Rispondono alle domande con l’aiuto di ChatGpt, si fanno sostituire da AI addestrate a conversare di problem solving e soft skills, e in alcuni casi non sono neppure loro. C’è chi si è presentato al colloquio con un volto deepfake, una voce clonata e un curriculum vitae più truccato di Boy George ai tempi d’oro. E così molte aziende – fra queste Cisco, McKinsey e Google – hanno deciso di rispolverare l’unica arma efficace rimasta: la realtà. Vogliono vedere se esisti davvero, se hai due gambe, una voce naturale e un minimo di spontaneità non generata da prompt.

Insomma, tornano i colloqui vecchio stile. Con le sedie scomode, le camicie stirate all’ultimo minuto, la stretta di mano maldestra e il panico da ascensore bloccato. Altro che futuro: stiamo tornando al passato per difenderci da un presente troppo smart. Ma attenzione: non è soltanto una questione di competenze gonfiate. In certi casi, dietro il candidato brillante e puntuale che risponde con eleganza a ogni domanda, non c’è nemmeno un singolo essere umano ma, come scoperto da un’indagine dell’Fbi, una rete di truffatori (nordcoreani nel caso specifico) che mirano a ottenere un lavoro remoto solo per incassare lo stipendio e dirottarlo verso qualche regime.

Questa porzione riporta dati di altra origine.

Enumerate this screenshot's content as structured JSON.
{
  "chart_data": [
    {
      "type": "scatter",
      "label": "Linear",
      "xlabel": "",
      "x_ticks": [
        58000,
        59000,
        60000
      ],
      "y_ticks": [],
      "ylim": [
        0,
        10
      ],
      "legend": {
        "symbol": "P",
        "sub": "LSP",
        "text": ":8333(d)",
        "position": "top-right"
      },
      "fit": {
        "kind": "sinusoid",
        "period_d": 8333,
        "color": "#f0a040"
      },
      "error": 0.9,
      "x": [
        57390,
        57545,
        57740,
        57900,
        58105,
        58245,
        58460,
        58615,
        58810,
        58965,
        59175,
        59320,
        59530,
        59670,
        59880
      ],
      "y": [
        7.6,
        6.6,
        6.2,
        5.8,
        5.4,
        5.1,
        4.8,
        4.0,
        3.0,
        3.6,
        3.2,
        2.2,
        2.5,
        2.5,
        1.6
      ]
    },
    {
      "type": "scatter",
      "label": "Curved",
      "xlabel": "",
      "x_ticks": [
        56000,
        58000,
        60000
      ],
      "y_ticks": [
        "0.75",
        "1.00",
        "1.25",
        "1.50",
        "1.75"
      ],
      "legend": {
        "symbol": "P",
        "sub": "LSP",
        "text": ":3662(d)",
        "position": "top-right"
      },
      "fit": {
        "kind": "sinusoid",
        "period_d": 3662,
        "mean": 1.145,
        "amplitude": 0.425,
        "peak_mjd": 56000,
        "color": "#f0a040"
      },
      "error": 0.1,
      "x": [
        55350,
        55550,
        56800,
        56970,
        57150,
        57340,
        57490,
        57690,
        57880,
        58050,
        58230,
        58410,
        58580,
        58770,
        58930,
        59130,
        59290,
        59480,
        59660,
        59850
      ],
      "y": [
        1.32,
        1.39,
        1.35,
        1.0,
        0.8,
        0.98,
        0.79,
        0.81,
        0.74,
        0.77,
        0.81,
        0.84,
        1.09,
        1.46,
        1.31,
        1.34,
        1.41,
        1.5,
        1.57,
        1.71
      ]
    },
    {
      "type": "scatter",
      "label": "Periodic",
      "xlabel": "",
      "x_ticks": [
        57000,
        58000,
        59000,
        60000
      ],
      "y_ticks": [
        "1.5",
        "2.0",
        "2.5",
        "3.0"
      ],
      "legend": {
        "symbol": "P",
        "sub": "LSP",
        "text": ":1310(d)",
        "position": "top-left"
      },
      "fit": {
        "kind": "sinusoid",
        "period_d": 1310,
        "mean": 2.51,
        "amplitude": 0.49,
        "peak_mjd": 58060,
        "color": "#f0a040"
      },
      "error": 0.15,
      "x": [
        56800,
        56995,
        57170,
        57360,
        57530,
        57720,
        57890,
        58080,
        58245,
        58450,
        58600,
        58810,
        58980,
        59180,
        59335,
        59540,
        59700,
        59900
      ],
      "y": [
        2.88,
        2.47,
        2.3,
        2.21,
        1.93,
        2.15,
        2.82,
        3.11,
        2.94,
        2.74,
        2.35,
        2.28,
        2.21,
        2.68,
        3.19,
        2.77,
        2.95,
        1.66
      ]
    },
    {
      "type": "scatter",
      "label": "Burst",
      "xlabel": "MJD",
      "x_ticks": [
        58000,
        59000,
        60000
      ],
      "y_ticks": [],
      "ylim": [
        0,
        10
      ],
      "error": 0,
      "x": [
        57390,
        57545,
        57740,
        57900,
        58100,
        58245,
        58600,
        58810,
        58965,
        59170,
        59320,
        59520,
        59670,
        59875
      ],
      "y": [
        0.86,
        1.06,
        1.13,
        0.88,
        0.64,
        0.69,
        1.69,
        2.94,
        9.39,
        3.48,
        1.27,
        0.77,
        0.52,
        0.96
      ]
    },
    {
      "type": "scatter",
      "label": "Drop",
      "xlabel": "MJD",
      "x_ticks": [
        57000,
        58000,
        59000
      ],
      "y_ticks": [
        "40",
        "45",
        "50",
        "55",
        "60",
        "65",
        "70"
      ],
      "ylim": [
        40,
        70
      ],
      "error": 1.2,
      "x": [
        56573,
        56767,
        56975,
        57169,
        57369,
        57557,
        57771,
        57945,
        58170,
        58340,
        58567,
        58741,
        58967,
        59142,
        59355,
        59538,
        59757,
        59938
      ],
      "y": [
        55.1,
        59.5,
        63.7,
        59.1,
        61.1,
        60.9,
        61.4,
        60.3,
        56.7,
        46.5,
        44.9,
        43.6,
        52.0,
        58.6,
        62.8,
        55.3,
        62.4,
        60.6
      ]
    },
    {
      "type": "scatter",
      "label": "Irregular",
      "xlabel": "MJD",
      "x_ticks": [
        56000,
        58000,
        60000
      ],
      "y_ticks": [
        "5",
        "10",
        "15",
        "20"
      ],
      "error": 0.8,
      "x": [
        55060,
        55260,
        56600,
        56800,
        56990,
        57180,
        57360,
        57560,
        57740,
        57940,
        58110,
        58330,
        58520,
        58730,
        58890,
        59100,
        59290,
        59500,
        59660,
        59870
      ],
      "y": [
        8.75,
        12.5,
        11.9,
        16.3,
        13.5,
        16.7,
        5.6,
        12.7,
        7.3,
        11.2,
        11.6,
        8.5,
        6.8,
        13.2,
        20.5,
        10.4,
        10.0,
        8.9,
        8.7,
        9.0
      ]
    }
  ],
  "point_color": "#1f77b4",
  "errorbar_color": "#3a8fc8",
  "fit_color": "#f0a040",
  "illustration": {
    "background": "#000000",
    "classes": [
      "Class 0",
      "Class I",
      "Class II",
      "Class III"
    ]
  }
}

Il paradosso è servito: le stesse aziende che si sono affidate all’intelligenza artificiale per selezionare i candidati (perché troppo pigre o troppo oberate per leggere i curricula) ora si trovano di fronte candidati generati proprio da intelligenze artificiali. Una catena di montaggio dove nessuno è davvero presente, tranne l’algoritmo. E allora giù la maschera. Anche perché, ammettiamolo, è difficile farsi sostituire da una voce AI quando devi affrontare una lavagna bianca con un problema di codifica da risolvere in tempo reale.

Nel frattempo il mercato del lavoro s’interroga: è più disonesto chi imbroglia con l’AI per ottenere un posto o chi pubblica annunci con richieste impossibili a 1.200 (o meno) euro lordi al mese? Perché qui il problema non è soltanto la tecnologia, ma la disfunzione sistemica di un mondo del lavoro che sembra scritto da Kafka e programmato da un recruiter junior su LinkedIn. Secondo un’indagine Gartner, il 6% dei candidati ammette di aver barato. Una cifra bassa, certo. Ma alta abbastanza da seminare il sospetto ovunque. E così, per ogni candidato brillante che arriva puntuale e con le idee chiare, c’è ormai un selezionatore che si chiede: sarà vero o è ChatGpt col vestito buono?

Battute a parte, alla fine l’unica intelligenza davvero richiesta sembra essere quella emotiva. Quella che ti permette di leggere in faccia se uno ha voglia di lavorare o sta solo recitando un prompt ben scritto. Quella che nessun algoritmo, per ora, è in grado di replicare. E quindi rieccoci lì: in sala d’attesa, con il curriculum stampato, il nodo alla cravatta storto e il deodorante messo due volte. Come nel 1998. Ma con un’ansia nuova: non quella di non sembrare bravi abbastanza, ma quella di dover dimostrare di essere veri, in tutti i sensi. Bentornati nel mondo reale. Dove almeno, per ora, la stretta di mano non può essere finta. Forse.